The Metropolitan Museum of Art is one of the largest—and arguably most highly regarded—art museums in the world. The Metropolitan Museum is actually a large collection of museums—and choosing which part of the museum to visit has been likened to choosing a fancy dish from a five-star menu. Each one of the museums that make up the Metropolitan in its entirety is deserving of multiple visits. That’s because their collection includes more than two million works of art spanning five thousand years of world culture. The art on display spans from prehistoric to present, and every part of the globe is represented under one roof. Founded in 1870, the Met is located in New York City’s Central Park along Fifth Avenue. In 2014, more than five million people visited the Metropolitan Museum of Art, many of which came to see their recently archived collection of very, very old Islamic Carpets.

The Metropolitan Museum’s collection of Islamic art is the most comprehensive in the world. It includes more than 12 thousand of the finest objects, dating from the 16th to the 20th century and reflecting the cultural and geographic sweep of historic Islamic civilization. Among their many collections of eclectic and beautiful Islamic pieces, the museum holds more than 450 Islamic carpets—the largest collection in the United States. With such a large collection of fine carpets, the Curator for the Islamic Art section of the Metropolian Museum was conerned about compromising the integrity of the handmade pieces. Curators worked with their photography studio to come up with a solution that would allow them to display the rugs digitally so as to avoid any further degradation to pieces—some as old as the 16th century. Although these carpets are handmade with the type of durability than can—and has—withstood hundreds of years of handling, the aging process has taken a toll on the craftsmanship that the museum so desperately wants to preserve.

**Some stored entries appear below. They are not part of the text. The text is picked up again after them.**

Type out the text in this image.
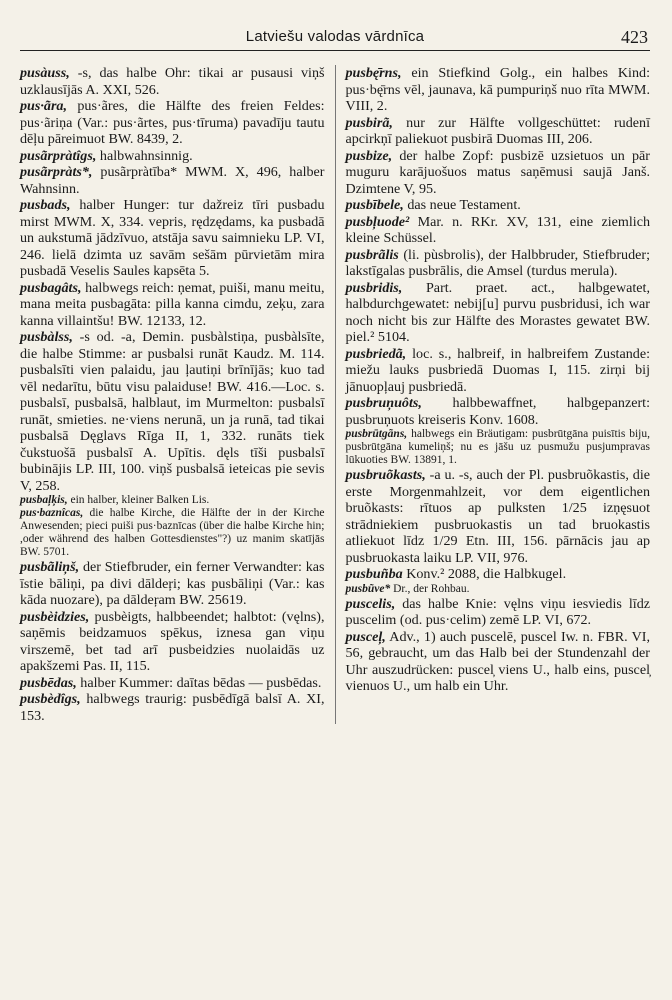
Latviešu valodas vārdnīca	423

pusàuss, -s, das halbe Ohr: tikai ar pusausi viņš uzklausījās A. XXI, 526.

pus·ãra, pus·ãres, die Hälfte des freien Feldes: pus·ãriņa (Var.: pus·ãrtes, pus·tīruma) pavadīju tautu dēļu pāreimuot BW. 8439, 2.

pusãrpràtîgs, halbwahnsinnig.

pusãrpràts*, pusãrpràtība* MWM. X, 496, halber Wahnsinn.

pusbads, halber Hunger: tur dažreiz tīri pusbadu mirst MWM. X, 334. vepris, rędzędams, ka pusbadā un aukstumā jādzīvuo, atstāja savu saimnieku LP. VI, 246. lielā dzimta uz savām sešām pūrvietām mira pusbadā Veselis Saules kapsēta 5.

pusbagâts, halbwegs reich: ņemat, puiši, manu meitu, mana meita pusbagāta: pilla kanna cimdu, zeķu, zara kanna villaintšu! BW. 12133, 12.

pusbàlss, -s od. -a, Demin. pusbàlstiņa, pusbàlsīte, die halbe Stimme: ar pusbalsi runāt Kaudz. M. 114. pusbalsīti vien palaidu, jau ļautiņi brīnījās; kuo tad vēl nedarītu, būtu visu palaiduse! BW. 416.—Loc. s. pusbalsī, pusbalsā, halblaut, im Murmelton: pusbalsī runāt, smieties. ne·viens nerunā, un ja runā, tad tikai pusbalsā Dęglavs Rīga II, 1, 332. runāts tiek čukstuošā pusbalsī A. Upītis. dęls tīši pusbalsī bubinājis LP. III, 100. viņš pusbalsā ieteicas pie sevis V, 258.

pusbaļķis, ein halber, kleiner Balken Lis.

pus·baznîcas, die halbe Kirche, die Hälfte der in der Kirche Anwesenden; pieci puiši pus·baznīcas (über die halbe Kirche hin; ,oder während des halben Gottesdienstes"?) uz manim skatījās BW. 5701.

pusbãliņš, der Stiefbruder, ein ferner Verwandter: kas īstie bāliņi, pa divi dāldeŗi; kas pusbāliņi (Var.: kas kāda nuozare), pa dāldeŗam BW. 25619.

pusbèidzies, pusbèigts, halbbeendet; halbtot: (vęlns), saņēmis beidzamuos spēkus, iznesa gan viņu virszemē, bet tad arī pusbeidzies nuolaidās uz apakšzemi Pas. II, 115.

pusbēdas, halber Kummer: daītas bēdas — pusbēdas.

pusbèdîgs, halbwegs traurig: pusbēdīgā balsī A. XI, 153.

pusbę̄rns, ein Stiefkind Golg., ein halbes Kind: pus·bę̄rns vēl, jaunava, kā pumpuriņš nuo rīta MWM. VIII, 2.

pusbirã, nur zur Hälfte vollgeschüttet: rudenī apcirkņī paliekuot pusbirā Duomas III, 206.

pusbize, der halbe Zopf: pusbizē uzsietuos un pār muguru karājuošuos matus saņēmusi saujā Janš. Dzimtene V, 95.

pusbībele, das neue Testament.

pusbļuode² Mar. n. RKr. XV, 131, eine ziemlich kleine Schüssel.

pusbrãlis (li. pùsbrolis), der Halbbruder, Stiefbruder; lakstīgalas pusbrālis, die Amsel (turdus merula).

pusbridis, Part. praet. act., halbgewatet, halbdurchgewatet: nebij[u] purvu pusbridusi, ich war noch nicht bis zur Hälfte des Morastes gewatet BW. piel.² 5104.

pusbriedã, loc. s., halbreif, in halbreifem Zustande: miežu lauks pusbriedā Duomas I, 115. zirņi bij jānuopļauj pusbriedā.

pusbruņuôts, halbbewaffnet, halbgepanzert: pusbruņuots kreiseris Konv. 1608.

pusbrūtgãns, halbwegs ein Bräutigam: pusbrūtgāna puisītis biju, pusbrūtgāna kumeliņš; nu es jāšu uz pusmužu pusjumpravas lūkuoties BW. 13891, 1.

pusbruõkasts, -a u. -s, auch der Pl. pusbruõkastis, die erste Morgenmahlzeit, vor dem eigentlichen bruõkasts: rītuos ap pulksten 1/25 izņęsuot strādniekiem pusbruokastis un tad bruokastis atliekuot līdz 1/29 Etn. III, 156. pārnācis jau ap pusbruokasta laiku LP. VII, 976.

pusbuñba Konv.² 2088, die Halbkugel.

pusbũve* Dr., der Rohbau.

puscelis, das halbe Knie: vęlns viņu iesviedis līdz puscelim (od. pus·celim) zemē LP. VI, 672.

puscel̦, Adv., 1) auch puscelē, puscel Iw. n. FBR. VI, 56, gebraucht, um das Halb bei der Stundenzahl der Uhr auszudrücken: puscel̦ viens U., halb eins, puscel̦ vienuos U., um halb ein Uhr.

That’s why Barbara J. Bridgers, General Manager for Imaging and Photography at the Met, decided that they needed to create a digital archive of all of their Islamic rugs using high-resolution photography. This would enable careful inspection of each and every weave, stitch, and tiny detail of their more than 450 Islamic rugs without ever having to handle them in person. With the help of her Chief Photographer, Joseph Coscia, Jr., Barbara came up with a plan to bring their Islamic rug digital archive to fruition. It required a careful, exact operation in order to successfully record and photograph sections of each rug and assemble them using Photoshop.

Solution

It was a major undertaking, and photographers at the Met realized that they faced one major problem: photographing 450 rugs by hand using exact measurements and with careful precision would be extremely time consuming and impractical. So, after some careful consideration, Barbara reached out to a local Spanco Distributor, Shupper-Brickle, to inquire about a flexible, exact, and lightweight material handling system that could be completely customized to help them photograph detailed sections of the rugs with perfect precision. The system needed to travel easily without wavering or skipping along the track, which required smooth, meticulous movement along a straight path.

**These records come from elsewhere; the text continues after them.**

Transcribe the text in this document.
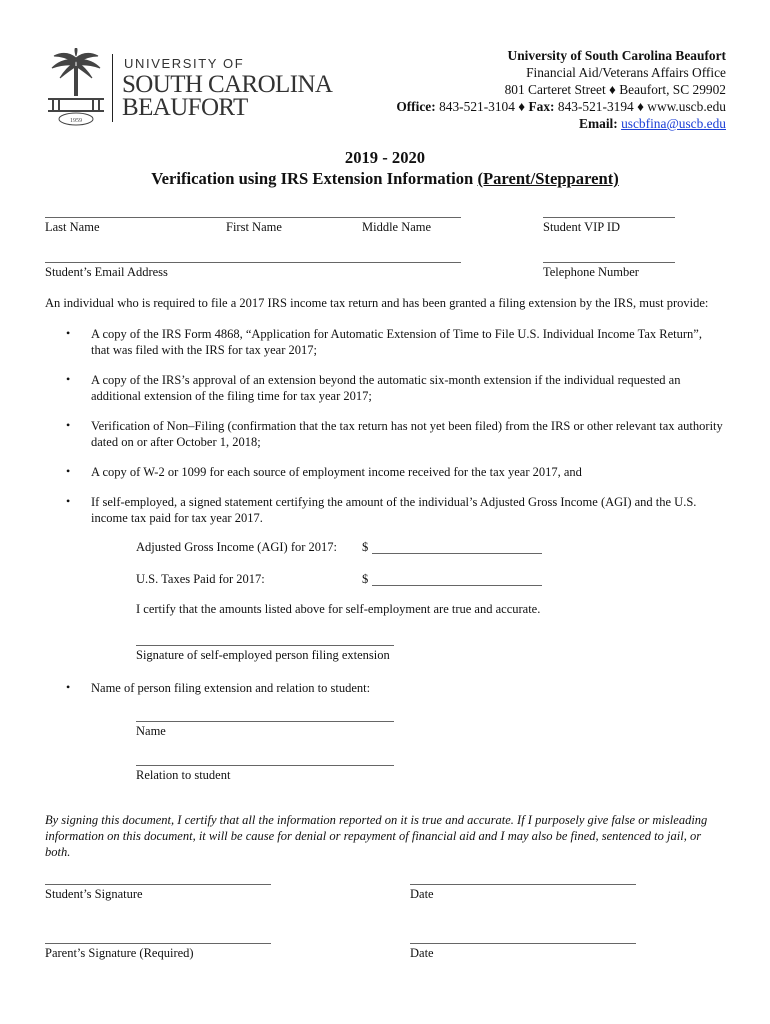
1959
UNIVERSITY OF
SOUTH CAROLINA
BEAUFORT
University of South Carolina Beaufort
Financial Aid/Veterans Affairs Office
801 Carteret Street ♦ Beaufort, SC 29902
Office: 843-521-3104 ♦ Fax: 843-521-3194 ♦ www.uscb.edu
Email: uscbfina@uscb.edu
2019 - 2020
Verification using IRS Extension Information (Parent/Stepparent)
Last Name	First Name	Middle Name	Student VIP ID
Student’s Email Address	Telephone Number
An individual who is required to file a 2017 IRS income tax return and has been granted a filing extension by the IRS, must provide:
• A copy of the IRS Form 4868, “Application for Automatic Extension of Time to File U.S. Individual Income Tax Return”, that was filed with the IRS for tax year 2017;
• A copy of the IRS’s approval of an extension beyond the automatic six-month extension if the individual requested an additional extension of the filing time for tax year 2017;
• Verification of Non–Filing (confirmation that the tax return has not yet been filed) from the IRS or other relevant tax authority dated on or after October 1, 2018;
• A copy of W-2 or 1099 for each source of employment income received for the tax year 2017, and
• If self-employed, a signed statement certifying the amount of the individual’s Adjusted Gross Income (AGI) and the U.S. income tax paid for tax year 2017.
Adjusted Gross Income (AGI) for 2017: $
U.S. Taxes Paid for 2017:	$
I certify that the amounts listed above for self-employment are true and accurate.
Signature of self-employed person filing extension
• Name of person filing extension and relation to student:
Name
Relation to student
By signing this document, I certify that all the information reported on it is true and accurate. If I purposely give false or misleading information on this document, it will be cause for denial or repayment of financial aid and I may also be fined, sentenced to jail, or both.
Student’s Signature	Date
Parent’s Signature (Required)	Date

The distributor recommended a one-ton, track-mounted Aluminum Gantry Crane with V-Groove casters for accuracy and smooth travel. The gantry crane was to be installed in their photography department—in a small room used to take careful images of fragile pieces of art that date back hundreds of years. The photography department is also in charge of fine editing and the production of large format fine art prints. In the case of the Islamic Rugs, they needed something a little extra to ensure that the digital archive was high-resolution and detailed enough to zoom in for close and careful analysis of the artist’s incredibly detailed and beautifully hand stitched work.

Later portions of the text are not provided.